但一个会拿亲生虫崽撒气、作为筹码的雄虫能算什么好虫,怪不得大哥宁愿长期在外征战。

怀里的诺厄因为雄父濒临崩溃的情绪,再次害怕得发起抖来。

“砰”的一声,身后的门被大力推开。进来的是一位约摸十八岁的少年,怒气冲冲地,诺厄一见是他,立刻从雪因怀中挣脱,一把朝少年冲去,少年把他搂在怀里,这时崽子才放声哭起来:“哥哥……哥哥……”

——是克罗夫特。

雪因微微颔首,算是和他打招呼,克罗夫特勉强对雪因挤出一个歉意的笑容。

身后的侍从一拥而上,利落地制住了塞西尔。

“雄父,得罪了。祖父请您立刻回去,别在殿下面前失了体面。”克罗夫特看着塞西尔开口。

“放开我!”塞西尔奋力挣扎,被侍虫死死拉住。他朝着克罗夫特怒吼,眼睛红了一圈,身体颤抖着,恨意毫不掩饰地射向克罗夫特,“都怪你!都怪你!要是没有你,我雄父就会看到我,梅洛斯哥哥也会看到我!看到我的诺厄!”

“现在我哥哥死了,你们就都不要我了!迫不及待让我娶雌君、把我赶出去。我不要!为什么不能像以前一样?克罗夫特!为什么不能像以前一样,就我们一家……”

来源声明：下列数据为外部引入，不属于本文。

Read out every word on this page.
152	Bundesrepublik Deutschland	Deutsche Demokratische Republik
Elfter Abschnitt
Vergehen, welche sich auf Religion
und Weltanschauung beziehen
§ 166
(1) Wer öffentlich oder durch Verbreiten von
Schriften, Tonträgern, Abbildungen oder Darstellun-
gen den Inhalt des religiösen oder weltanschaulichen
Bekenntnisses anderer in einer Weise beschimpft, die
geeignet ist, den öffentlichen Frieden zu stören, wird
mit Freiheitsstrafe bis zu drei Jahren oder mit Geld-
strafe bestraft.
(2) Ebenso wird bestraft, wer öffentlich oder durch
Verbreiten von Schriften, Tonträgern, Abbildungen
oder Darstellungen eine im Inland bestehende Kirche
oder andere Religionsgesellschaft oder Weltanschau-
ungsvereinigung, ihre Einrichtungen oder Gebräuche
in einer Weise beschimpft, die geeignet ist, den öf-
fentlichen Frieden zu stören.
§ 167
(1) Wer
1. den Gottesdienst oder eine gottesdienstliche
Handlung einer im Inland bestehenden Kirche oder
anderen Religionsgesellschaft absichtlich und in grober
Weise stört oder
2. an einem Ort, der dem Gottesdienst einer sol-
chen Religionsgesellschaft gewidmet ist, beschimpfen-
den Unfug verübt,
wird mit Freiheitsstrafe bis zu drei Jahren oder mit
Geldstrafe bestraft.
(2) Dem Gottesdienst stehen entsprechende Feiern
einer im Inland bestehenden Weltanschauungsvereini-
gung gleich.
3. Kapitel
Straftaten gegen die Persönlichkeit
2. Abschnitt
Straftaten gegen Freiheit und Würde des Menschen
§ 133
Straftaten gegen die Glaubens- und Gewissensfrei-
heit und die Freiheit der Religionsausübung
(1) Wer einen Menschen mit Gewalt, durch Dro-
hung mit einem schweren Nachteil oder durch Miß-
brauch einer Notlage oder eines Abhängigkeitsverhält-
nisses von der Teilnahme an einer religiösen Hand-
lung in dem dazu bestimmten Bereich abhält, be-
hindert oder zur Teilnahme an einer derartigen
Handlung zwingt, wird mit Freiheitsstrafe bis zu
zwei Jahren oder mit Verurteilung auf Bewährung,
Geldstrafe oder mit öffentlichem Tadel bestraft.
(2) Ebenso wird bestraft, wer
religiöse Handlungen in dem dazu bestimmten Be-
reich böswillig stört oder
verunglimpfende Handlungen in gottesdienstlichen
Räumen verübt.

他胸口剧烈起伏着,眼泪倒是忍了回去,要掉不掉含在眼眶的样子,声音从怒吼变为破碎着乞求,“我…和你、和我哥哥和梅洛斯哥哥…一直只有我们,我只是想一直这样生活下去。让雪因命令他回来啊!!!我就要这样!我…”

没等他继续说,克罗夫特雄祖父派出的侍虫自然有权利控制住他,毫不怜惜地捂住了他的嘴,向雪因行礼告退。

“唔!松开!呜呜呜——”塞西尔被拦腰架起,几个虫死死压着他,双腿在空中无力地蹬踹,却依旧被毫不留情地拖离了现场,徒留一地狼藉。

雪因沉默地看着这一切。

克罗夫特在他对面坐下,先行了一个礼,才疲惫地叹了口气,将面前的茶水一饮而尽。

“怎么回事?”雪因开口询问。他对塞西尔的家事并不感兴趣,但牵扯到虐待雄虫崽…

“抱歉,惊扰到殿下了。”克罗夫特揉了揉眉心,有几分疲惫,“我会和雌父商议,以后让诺厄长居克斯安蒂星,不再让塞西尔雄父接触他。”

“……他只是想要你雌父多陪陪他而已。”雪因安抚性地对克罗夫特笑了笑。

雪因倒是看得清楚,塞西尔口口声声提着爵位幼崽,不过是借口。只有提到他大哥时,情绪的波动才最为剧烈。与其说想要爵位替幼崽不甘,不如说……他只是太想念那个不归家的雌君了。

雪因又想起当年自己也是这样,只是不会说也不闹而已,遇到困难做小乌龟。

过于敏感的虫总是很累,他甚至有几分能感受到塞西尔的绝望。

或许是因为等级高,他从小就对情绪感知敏感,小时候不能很好排解……说起来奇怪,虽然害怕墨尔庇斯,但是在他身边很安心,至少身体是放松些的。

在外界纷杂的情绪全部朝他冲来,在心里杂乱交缠碰撞到无法承受时,躲在墨尔庇斯身边,感受到他的气息就会轻松很多——因为复杂的情绪就只剩下纯粹的恐惧。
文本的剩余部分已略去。